Конечно. Ищут ее. Ищут как? Звонок в больницу: у вас нет девушки, которая не помнит своего имени? Ах, есть. Сейчас мы за нею приедем...

Чудо, что еще не позвонили сюда. Может быть, потому, что совсем рядом, слишком рядом – в мертвой зоне.

– Я вспомнила, – сказала она. – Я фамилию вспомнила.

На нее посмотрели – очень одинаково.

– А больше ничего? – спросила докторша.

– Не знаю... мне нужно отвлечься, думать о другом – тогда всплывает... – Это была почти правда. – Алексеева... Александра... Павловна. Да. Это я.

– Вот и славненько. Ну, поехали, Алексеева... Она попыталась дойти до машины – и не смогла. Ее довела маленькая докторша, оказавшаяся неожиданно сильной.

– ...нет! Я вам уже говорила – не было таких. Вы же звонили час назад. Нет, и за этот час никаких неизвестных... да. Хорошо. Вот у меня ваш номер записан, под стеклом – позвоню. Как только, так сразу. До свидания.

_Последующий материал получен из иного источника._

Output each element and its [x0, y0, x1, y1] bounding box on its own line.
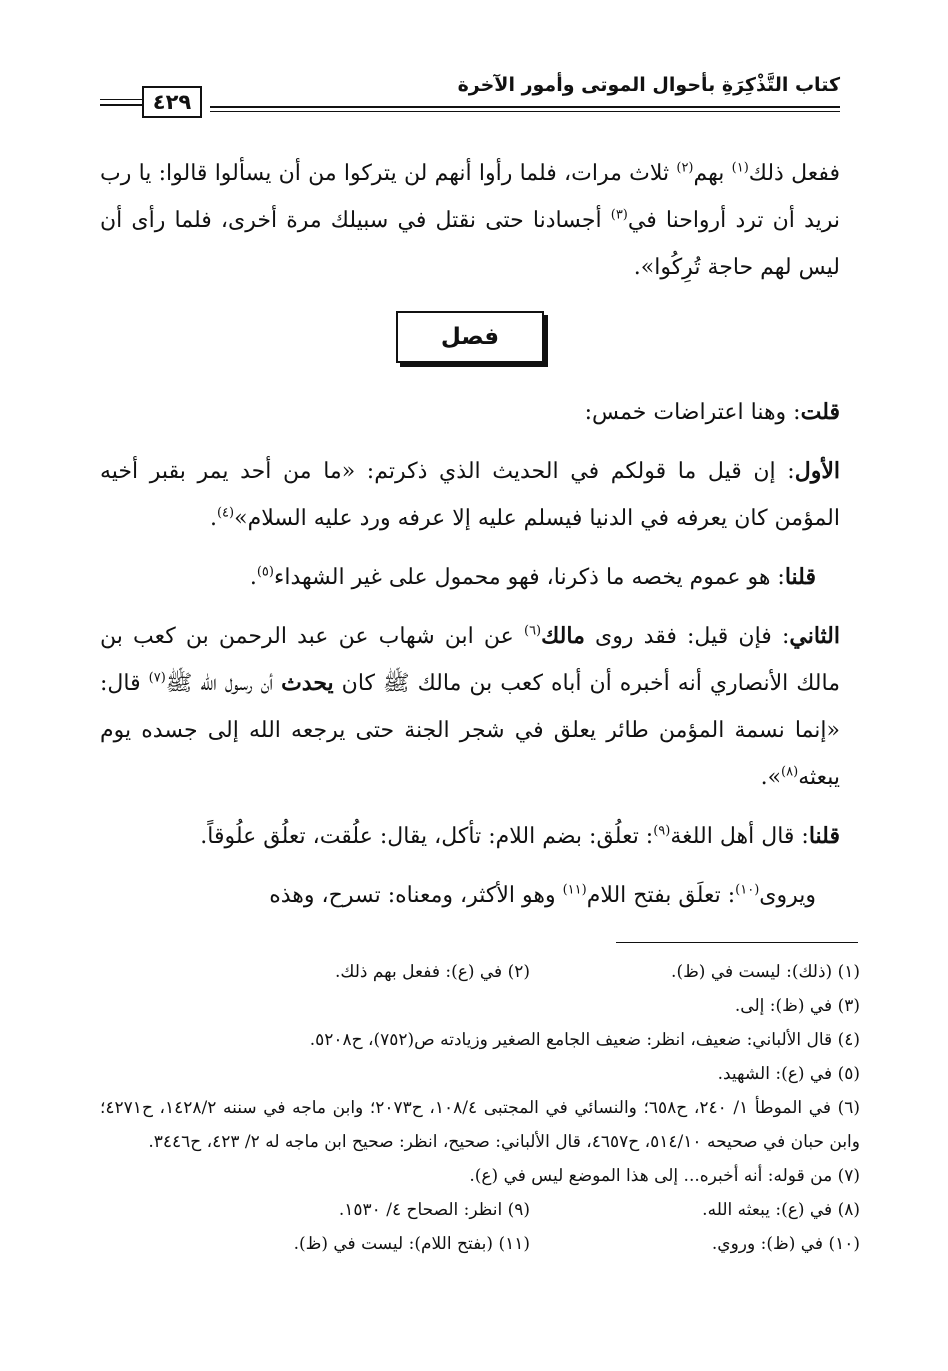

Девушка за окошком регистратуры подняла на них глаза.

– Чтоб я так память теряла... Что у вас?

– Подозрение на ЧМТ, – сказала докторша. – И флегмона правой ноги.

– Алексеева Александра Павловна, – начала списывать с бланка направления регистраторша, двадцать лет, не работает, БОМЖ... ну-ну. Спасу совсем не стало от бичей. Добрым людям... Ведите в пропускник.